Why KPMG is on the operating table, not the mortuary slab
They've lost their CEO, head of audit, and maybe their biggest clients, in a matter of weeks. Here's what they need to do.
Societal Capital catastrophes can jeopardise any business, but what if your business IS your Societal Capital? That’s the situation the big four Australian auditors are in. They command premium fees because of their societal standing, and all of them have had that standing rocked in recent times.
To see how bad the consequences can be you only have to look back to Arthur Andersen, the 89-year-old institution with 85,000 global employees that, by covering up its Enron audit failure, brought about its own complete erasure in 2002.
The reason was obvious. Even if it could survive the lawsuits, who could ever put faith in Andersen’s word again? Each of its three licences, Social, Public and Popular, was destroyed. Such was the fallout that the Sarbanes-Oxley Act of 2002 was passed in the US as a Public Licence response across the whole sector, overhauling the regulation of auditors and permanently tightening the rules separating audit from other services.
So where does each of our big four Australian candidates sit on the road to the same fate?
For now the safer two appear to be EY and Deloitte. EY’s is an employee safety issue, largely localised to its Social Licence (stakeholders), although it did attract Senate scrutiny (Public Licence).
Deloitte’s landed wider. Letting AI fabricate citations in a government report didn’t just touch its Social Licence (clients), it also hit its Popular Licence as it became the poster child for a dynamic all white-collar workers are grappling with.
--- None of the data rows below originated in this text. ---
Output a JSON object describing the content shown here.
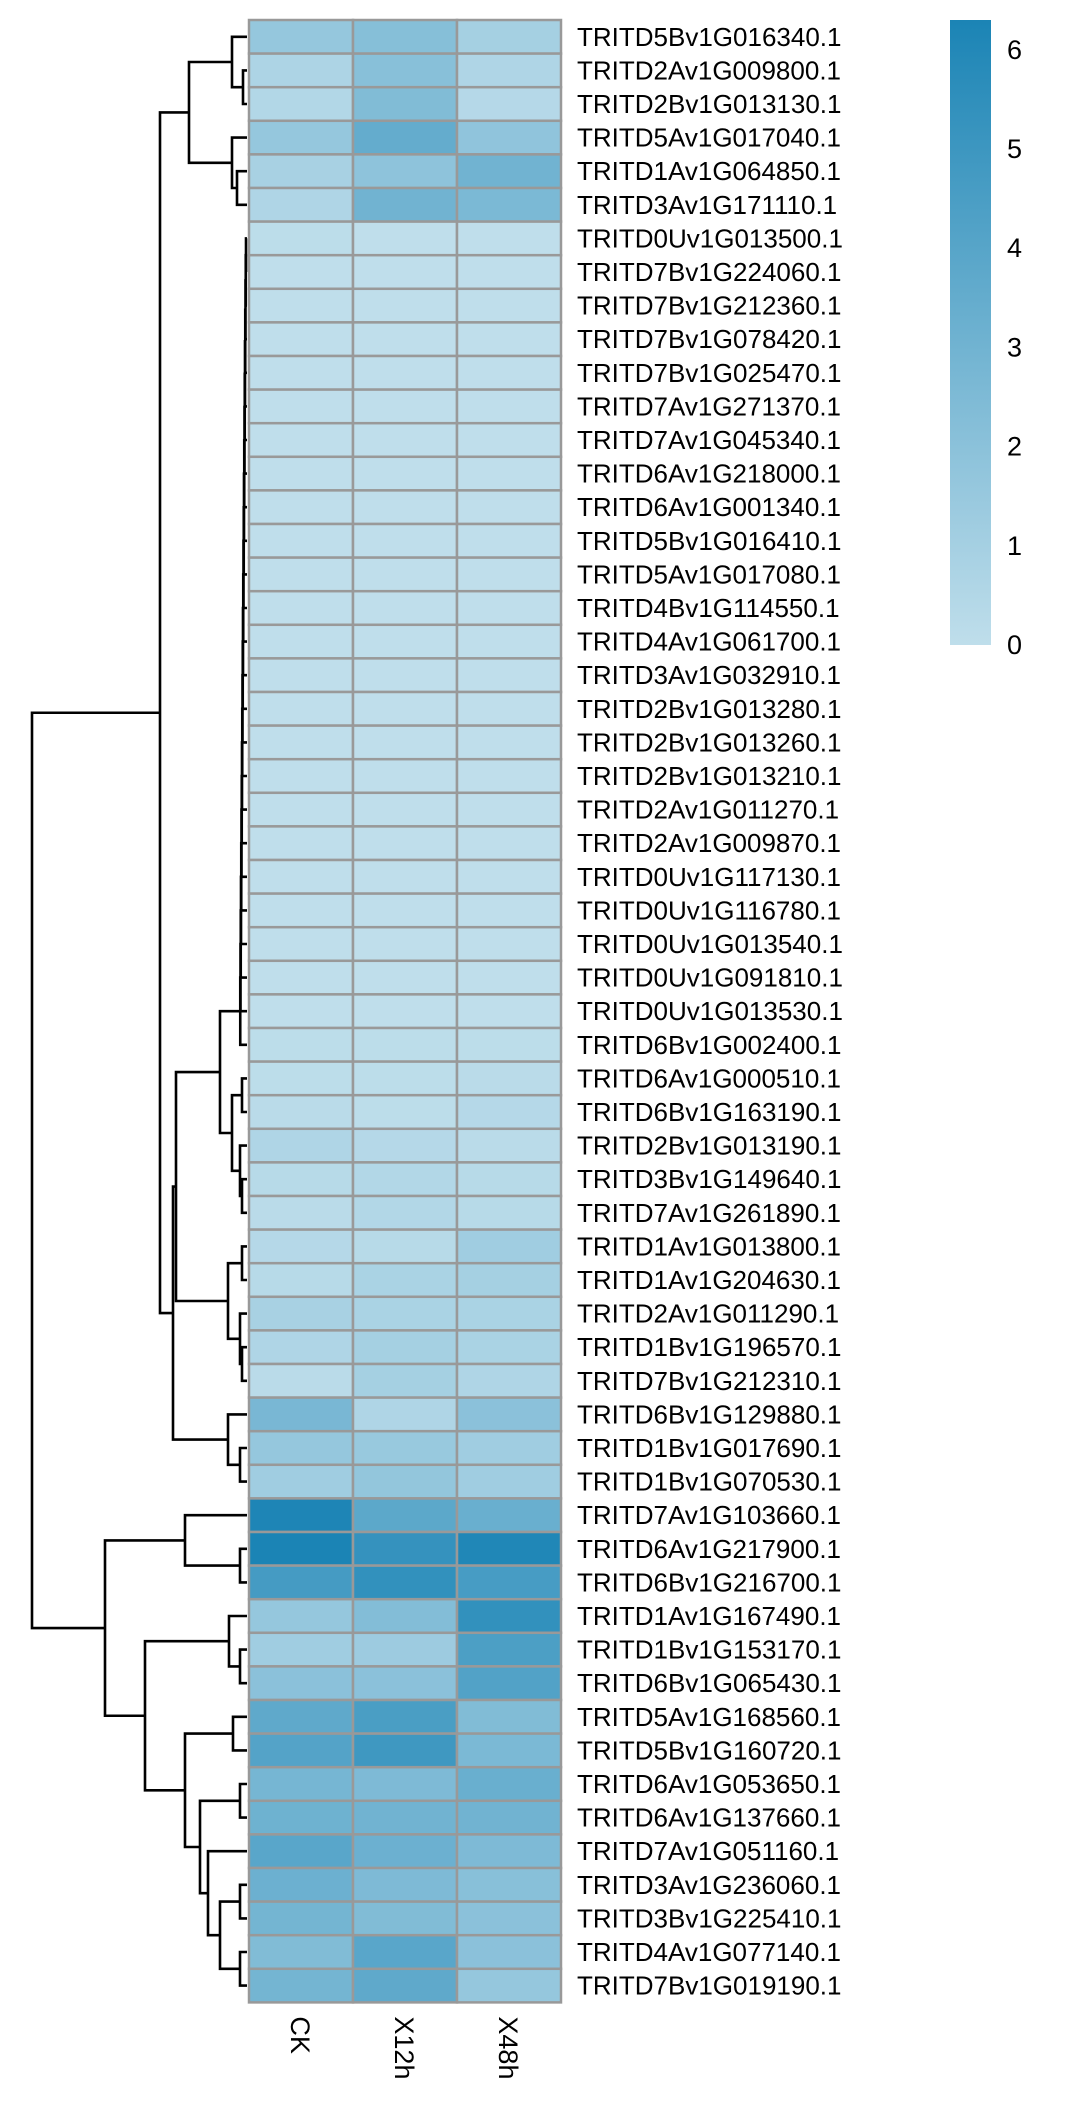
{
  "chart_data": {
    "type": "heatmap",
    "columns": [
      "CK",
      "X12h",
      "X48h"
    ],
    "rows": [
      "TRITD5Bv1G016340.1",
      "TRITD2Av1G009800.1",
      "TRITD2Bv1G013130.1",
      "TRITD5Av1G017040.1",
      "TRITD1Av1G064850.1",
      "TRITD3Av1G171110.1",
      "TRITD0Uv1G013500.1",
      "TRITD7Bv1G224060.1",
      "TRITD7Bv1G212360.1",
      "TRITD7Bv1G078420.1",
      "TRITD7Bv1G025470.1",
      "TRITD7Av1G271370.1",
      "TRITD7Av1G045340.1",
      "TRITD6Av1G218000.1",
      "TRITD6Av1G001340.1",
      "TRITD5Bv1G016410.1",
      "TRITD5Av1G017080.1",
      "TRITD4Bv1G114550.1",
      "TRITD4Av1G061700.1",
      "TRITD3Av1G032910.1",
      "TRITD2Bv1G013280.1",
      "TRITD2Bv1G013260.1",
      "TRITD2Bv1G013210.1",
      "TRITD2Av1G011270.1",
      "TRITD2Av1G009870.1",
      "TRITD0Uv1G117130.1",
      "TRITD0Uv1G116780.1",
      "TRITD0Uv1G013540.1",
      "TRITD0Uv1G091810.1",
      "TRITD0Uv1G013530.1",
      "TRITD6Bv1G002400.1",
      "TRITD6Av1G000510.1",
      "TRITD6Bv1G163190.1",
      "TRITD2Bv1G013190.1",
      "TRITD3Bv1G149640.1",
      "TRITD7Av1G261890.1",
      "TRITD1Av1G013800.1",
      "TRITD1Av1G204630.1",
      "TRITD2Av1G011290.1",
      "TRITD1Bv1G196570.1",
      "TRITD7Bv1G212310.1",
      "TRITD6Bv1G129880.1",
      "TRITD1Bv1G017690.1",
      "TRITD1Bv1G070530.1",
      "TRITD7Av1G103660.1",
      "TRITD6Av1G217900.1",
      "TRITD6Bv1G216700.1",
      "TRITD1Av1G167490.1",
      "TRITD1Bv1G153170.1",
      "TRITD6Bv1G065430.1",
      "TRITD5Av1G168560.1",
      "TRITD5Bv1G160720.1",
      "TRITD6Av1G053650.1",
      "TRITD6Av1G137660.1",
      "TRITD7Av1G051160.1",
      "TRITD3Av1G236060.1",
      "TRITD3Bv1G225410.1",
      "TRITD4Av1G077140.1",
      "TRITD7Bv1G019190.1"
    ],
    "values": [
      [
        1.6,
        2.2,
        1.0
      ],
      [
        0.7,
        2.1,
        0.6
      ],
      [
        0.5,
        2.4,
        0.4
      ],
      [
        1.6,
        3.5,
        1.8
      ],
      [
        0.9,
        1.9,
        3.0
      ],
      [
        0.6,
        3.0,
        2.6
      ],
      [
        0.1,
        0.0,
        0.0
      ],
      [
        0.0,
        0.0,
        0.0
      ],
      [
        0.0,
        0.0,
        0.0
      ],
      [
        0.0,
        0.0,
        0.0
      ],
      [
        0.0,
        0.0,
        0.0
      ],
      [
        0.0,
        0.0,
        0.0
      ],
      [
        0.0,
        0.0,
        0.0
      ],
      [
        0.0,
        0.0,
        0.0
      ],
      [
        0.0,
        0.0,
        0.0
      ],
      [
        0.0,
        0.0,
        0.0
      ],
      [
        0.0,
        0.0,
        0.0
      ],
      [
        0.0,
        0.0,
        0.0
      ],
      [
        0.0,
        0.0,
        0.0
      ],
      [
        0.0,
        0.0,
        0.0
      ],
      [
        0.0,
        0.0,
        0.0
      ],
      [
        0.0,
        0.0,
        0.0
      ],
      [
        0.0,
        0.0,
        0.0
      ],
      [
        0.0,
        0.0,
        0.0
      ],
      [
        0.0,
        0.0,
        0.0
      ],
      [
        0.0,
        0.0,
        0.0
      ],
      [
        0.0,
        0.0,
        0.0
      ],
      [
        0.0,
        0.0,
        0.0
      ],
      [
        0.0,
        0.0,
        0.0
      ],
      [
        0.0,
        0.0,
        0.0
      ],
      [
        0.1,
        0.1,
        0.1
      ],
      [
        0.1,
        0.1,
        0.2
      ],
      [
        0.2,
        0.1,
        0.4
      ],
      [
        0.6,
        0.4,
        0.2
      ],
      [
        0.3,
        0.5,
        0.3
      ],
      [
        0.2,
        0.5,
        0.3
      ],
      [
        0.4,
        0.3,
        1.2
      ],
      [
        0.3,
        0.8,
        1.0
      ],
      [
        0.9,
        0.8,
        0.8
      ],
      [
        0.6,
        1.0,
        0.8
      ],
      [
        0.2,
        1.0,
        0.6
      ],
      [
        2.7,
        0.6,
        2.0
      ],
      [
        1.6,
        1.5,
        1.2
      ],
      [
        1.2,
        1.7,
        1.2
      ],
      [
        6.2,
        3.8,
        3.3
      ],
      [
        6.3,
        5.3,
        6.1
      ],
      [
        4.7,
        5.4,
        4.6
      ],
      [
        1.6,
        2.3,
        5.4
      ],
      [
        1.2,
        1.3,
        4.4
      ],
      [
        2.0,
        2.0,
        4.2
      ],
      [
        3.7,
        4.5,
        2.4
      ],
      [
        4.1,
        4.9,
        2.6
      ],
      [
        2.8,
        2.5,
        3.3
      ],
      [
        3.1,
        3.0,
        3.0
      ],
      [
        3.9,
        3.2,
        2.5
      ],
      [
        3.2,
        2.5,
        2.1
      ],
      [
        2.9,
        2.4,
        2.0
      ],
      [
        2.4,
        3.9,
        2.0
      ],
      [
        2.9,
        3.7,
        1.6
      ]
    ],
    "color_scale": {
      "min": 0,
      "max": 6.3,
      "low": "#bfdeeb",
      "high": "#1b84b5"
    },
    "legend_ticks": [
      0,
      1,
      2,
      3,
      4,
      5,
      6
    ],
    "legend_position": "top-right",
    "row_dendrogram": true
  }
}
PwC’s event was serious enough to require amputation. Its leaking of privileged government tax policy was a “double threat”, impacting both its Social (government customers) and Public Licences (the government) simultaneously. For a B2B professional services firm, these are the most important licences. Helping corporates avoid paying tax threw in a knock-on Popular Licence hit for free.
The choice of body part to amputate was telling. Despite the transgressions coming from the tax practice, it was the government practice it sold for $1. Yes, this was the smaller organ, but it was also the one most exposed to the damaged government relationship, the Social and therefore Public Licence, which allowed a clean cauterisation.
In all three cases there was no direct infection of the audit function. The patients are in recovery.
KPMG’s body shock is far more systemic. While not a direct undermining of its audit veracity, the alleged misconduct involved audit teams misusing audit-derived client data to chase other audit tenders, betraying the fundamental trust of its key stakeholder group. The Public Licence response is already under way, an ASIC investigation, a parliamentary inquiry, and reviews of the roughly $270 million in federal contracts the firm holds.
Perhaps even more concerning was the ensuing cover-up, which included three investigations the firm now concedes were inadequate and the marginalisation of a whistleblower, presided over by senior leaders making public overtures about transparency at the same time. The firm even covertly accessed the whistleblower’s computer to extract the very documents it claimed it lacked, the AFR reported.
There’s been some bloodletting, but many of those charged with remediating the problem were present at its genesis. For example the fourth investigation has gone to Allens, the same firm whose earlier review dismissed most of the allegations.
The patient is still on the table, and as yet there’s no clear therapeutic strategy.
Treatments have to be matched to the licence they’re healing. On Public Licence, that means full cooperation with ASIC and the parliament and an end to privilege games. On Social Licence, it means repairing the client relationships directly and giving the whistleblower the vindication the apology only gestured at, under a leadership not implicated in the original failure. On Popular Licence, it means an independent investigation published in full. KPMG is doing close to the opposite of all three.
The first real test is 19 June, when 13 current and former partners appear before the committee alongside Lendlease, Ashurst, Allens and ASIC. A firm trying to rebuild its licences would treat that hearing as the start of the cure. A firm still managing the cover-up will treat it as something to survive.
One thing is keeping KPMG off the mortuary trolley that took Andersen: the misconduct surrounds the audit relationship, it hasn’t touched the numbers the firm has signed off. Should it ever do so, the prognosis changes in an afternoon.
Because when your business is your Societal Capital, the real measure of solvency is trust. KPMG still has some, but is spending it fast.